Reference Desk Employees Need Both Research Knowledge and Technical Skills for Successful Reference Transactions
Keywords:library reference services, job skills, reference skills
AbstractA Review of:
Chan, E. K. (2014). Analyzing recorded transactions to extrapolate the required knowledge, skills, and abilities of reference desk providers at an urban, academic/public library. Journal of Library Administration, 54(1), 23-32. doi:10.1080/01920836.2014.893113
Objective – To determine the essential knowledge and skills required by reference positions serving academic and public library patrons.
Design – Data analysis of recorded reference transactions using author-created categories.
Setting – The reference desk of a joint academic and public library in downtown San José, California.
Subjects – A total of 9,683 in-person and phone reference transactions recorded between August 20 and December 29, 2012.
Methods – All reference transactions recorded in the tracking software Gimlet during the fall 2012 semester were downloaded and analyzed in Excel using 17 author-created reference service categories.
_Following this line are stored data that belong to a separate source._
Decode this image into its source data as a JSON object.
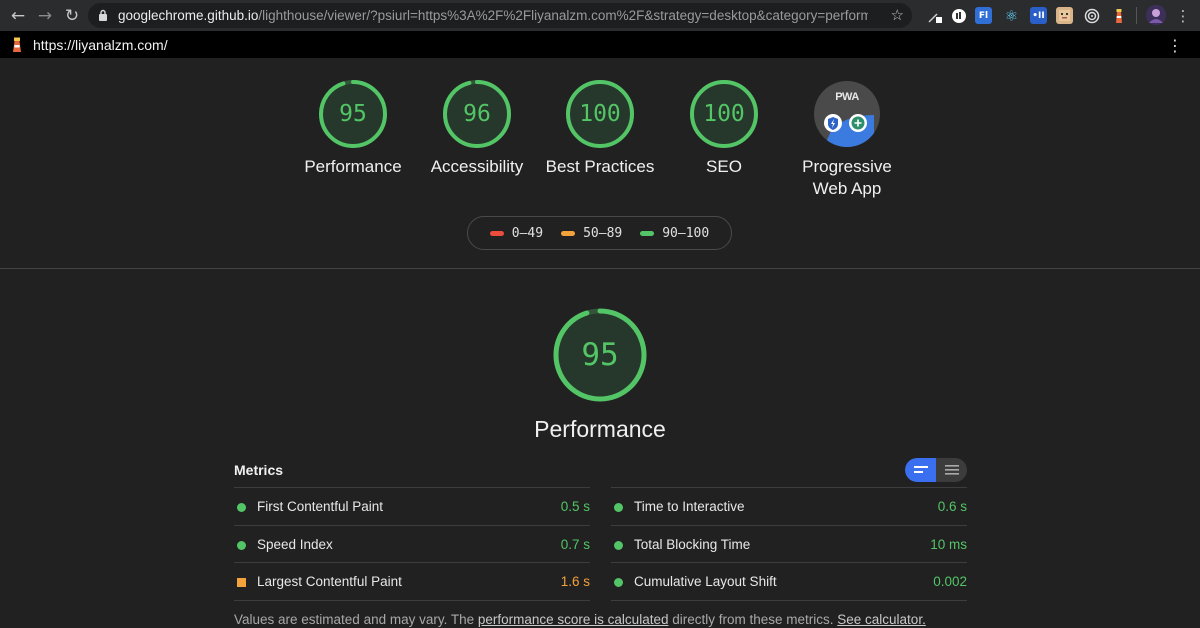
{
  "browser": {
    "url_host": "googlechrome.github.io",
    "url_rest": "/lighthouse/viewer/?psiurl=https%3A%2F%2Fliyanalzm.com%2F&strategy=desktop&category=performance&categ...",
    "extensions": [
      "pen-icon",
      "chart-icon",
      "fl-icon",
      "react-icon",
      "m-icon",
      "face-icon",
      "target-icon",
      "lighthouse-icon",
      "avatar"
    ]
  },
  "appbar": {
    "url": "https://liyanalzm.com/"
  },
  "gauges": [
    {
      "score": "95",
      "label": "Performance"
    },
    {
      "score": "96",
      "label": "Accessibility"
    },
    {
      "score": "100",
      "label": "Best Practices"
    },
    {
      "score": "100",
      "label": "SEO"
    }
  ],
  "pwa": {
    "badge": "PWA",
    "label_line1": "Progressive",
    "label_line2": "Web App"
  },
  "legend": {
    "fail": "0–49",
    "average": "50–89",
    "pass": "90–100"
  },
  "performance": {
    "score": "95",
    "title": "Performance"
  },
  "metrics": {
    "title": "Metrics",
    "left": [
      {
        "name": "First Contentful Paint",
        "value": "0.5 s",
        "rating": "pass"
      },
      {
        "name": "Speed Index",
        "value": "0.7 s",
        "rating": "pass"
      },
      {
        "name": "Largest Contentful Paint",
        "value": "1.6 s",
        "rating": "average"
      }
    ],
    "right": [
      {
        "name": "Time to Interactive",
        "value": "0.6 s",
        "rating": "pass"
      },
      {
        "name": "Total Blocking Time",
        "value": "10 ms",
        "rating": "pass"
      },
      {
        "name": "Cumulative Layout Shift",
        "value": "0.002",
        "rating": "pass"
      }
    ]
  },
  "footnote": {
    "text1": "Values are estimated and may vary. The ",
    "link1": "performance score is calculated",
    "text2": " directly from these metrics. ",
    "link2": "See calculator."
  },
  "colors": {
    "pass": "#53c566",
    "average": "#f4a23c",
    "fail": "#eb4d3d",
    "toggle_on": "#3a6ff0"
  }
}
Of the original 13,827 transaction entries, 4,135 were eliminated because the actual reference questions, an optional entry in Gimlet, were not recorded. Thus these transactions could not be properly categorized for analysis.
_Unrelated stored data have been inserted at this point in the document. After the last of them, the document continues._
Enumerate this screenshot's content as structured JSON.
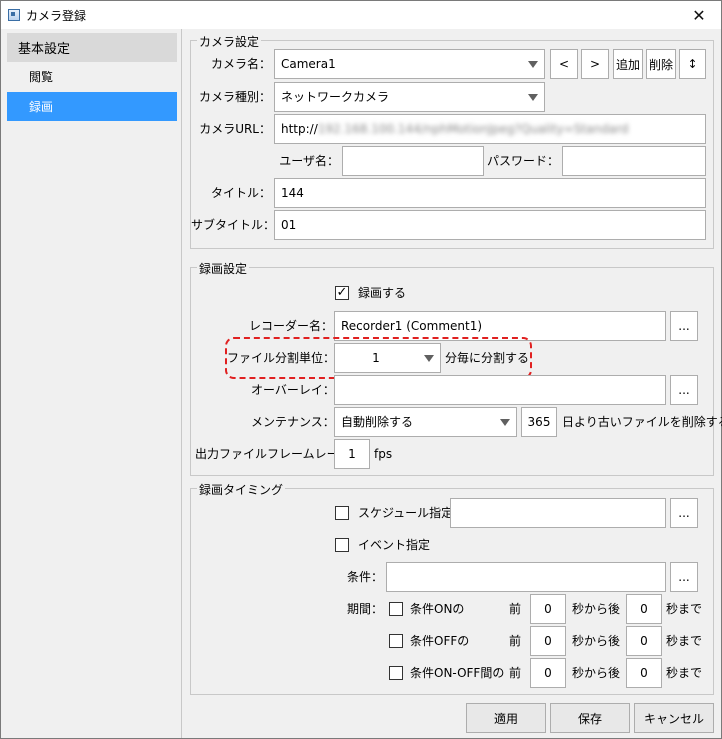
{
  "window": {
    "title": "カメラ登録",
    "close": "✕"
  },
  "nav": [
    {
      "label": "基本設定"
    },
    {
      "label": "閲覧"
    },
    {
      "label": "録画"
    }
  ],
  "camera": {
    "group_title": "カメラ設定",
    "name_label": "カメラ名：",
    "name_value": "Camera1",
    "btn_prev": "<",
    "btn_next": ">",
    "btn_add": "追加",
    "btn_delete": "削除",
    "btn_sort": "↕",
    "type_label": "カメラ種別：",
    "type_value": "ネットワークカメラ",
    "url_label": "カメラURL：",
    "url_prefix": "http://",
    "url_rest": "192.168.100.144/nphMotionJpeg?Quality=Standard",
    "user_label": "ユーザ名：",
    "user_value": "",
    "password_label": "パスワード：",
    "password_value": "",
    "title_label": "タイトル：",
    "title_value": "144",
    "subtitle_label": "サブタイトル：",
    "subtitle_value": "01"
  },
  "recording": {
    "group_title": "録画設定",
    "record_checkbox_label": "録画する",
    "record_checked": true,
    "recorder_label": "レコーダー名：",
    "recorder_value": "Recorder1 (Comment1)",
    "split_label": "ファイル分割単位：",
    "split_value": "1",
    "split_suffix": "分毎に分割する",
    "overlay_label": "オーバーレイ：",
    "overlay_value": "",
    "maintenance_label": "メンテナンス：",
    "maintenance_value": "自動削除する",
    "maintenance_days": "365",
    "maintenance_suffix": "日より古いファイルを削除する",
    "framerate_label": "出力ファイルフレームレート：",
    "framerate_value": "1",
    "framerate_unit": "fps",
    "browse": "..."
  },
  "timing": {
    "group_title": "録画タイミング",
    "schedule_label": "スケジュール指定：",
    "schedule_value": "",
    "event_label": "イベント指定",
    "condition_label": "条件：",
    "condition_value": "",
    "period_label": "期間：",
    "rows": [
      {
        "label": "条件ONの",
        "before_label": "前",
        "before": "0",
        "mid": "秒から後",
        "after": "0",
        "end": "秒まで"
      },
      {
        "label": "条件OFFの",
        "before_label": "前",
        "before": "0",
        "mid": "秒から後",
        "after": "0",
        "end": "秒まで"
      },
      {
        "label": "条件ON-OFF間の",
        "before_label": "前",
        "before": "0",
        "mid": "秒から後",
        "after": "0",
        "end": "秒まで"
      }
    ]
  },
  "footer": {
    "apply": "適用",
    "save": "保存",
    "cancel": "キャンセル"
  },
  "colors": {
    "selection": "#3399ff",
    "highlight": "#e02020"
  }
}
Main Results – The most frequently occurred type of reference transaction (16.6%, or 1,607 out of 9,683) out of the 17 categories was assistance for printing, copying, scanning, and wireless network assistance. The next most regularly recorded categories were catalog searching for non-known items (15.0%) and general research (10.9%), which included formulating research questions and selecting the appropriate resources for searching.
When clustering the 17 reference question categories into 4 broader thematic groups, “research-oriented assistance,” including question categories for catalog searching and general research, emerged as the most common question type (31.7%). Technical and equipment assistance (30.8%) was the second most popular category group, followed by facility and policy questions (19.2%), and quick search requests (18.3%).
Conclusion – The study findings suggest that successful reference desk transactions would require library employees to master research knowledge as well as technical computer and equipment skills.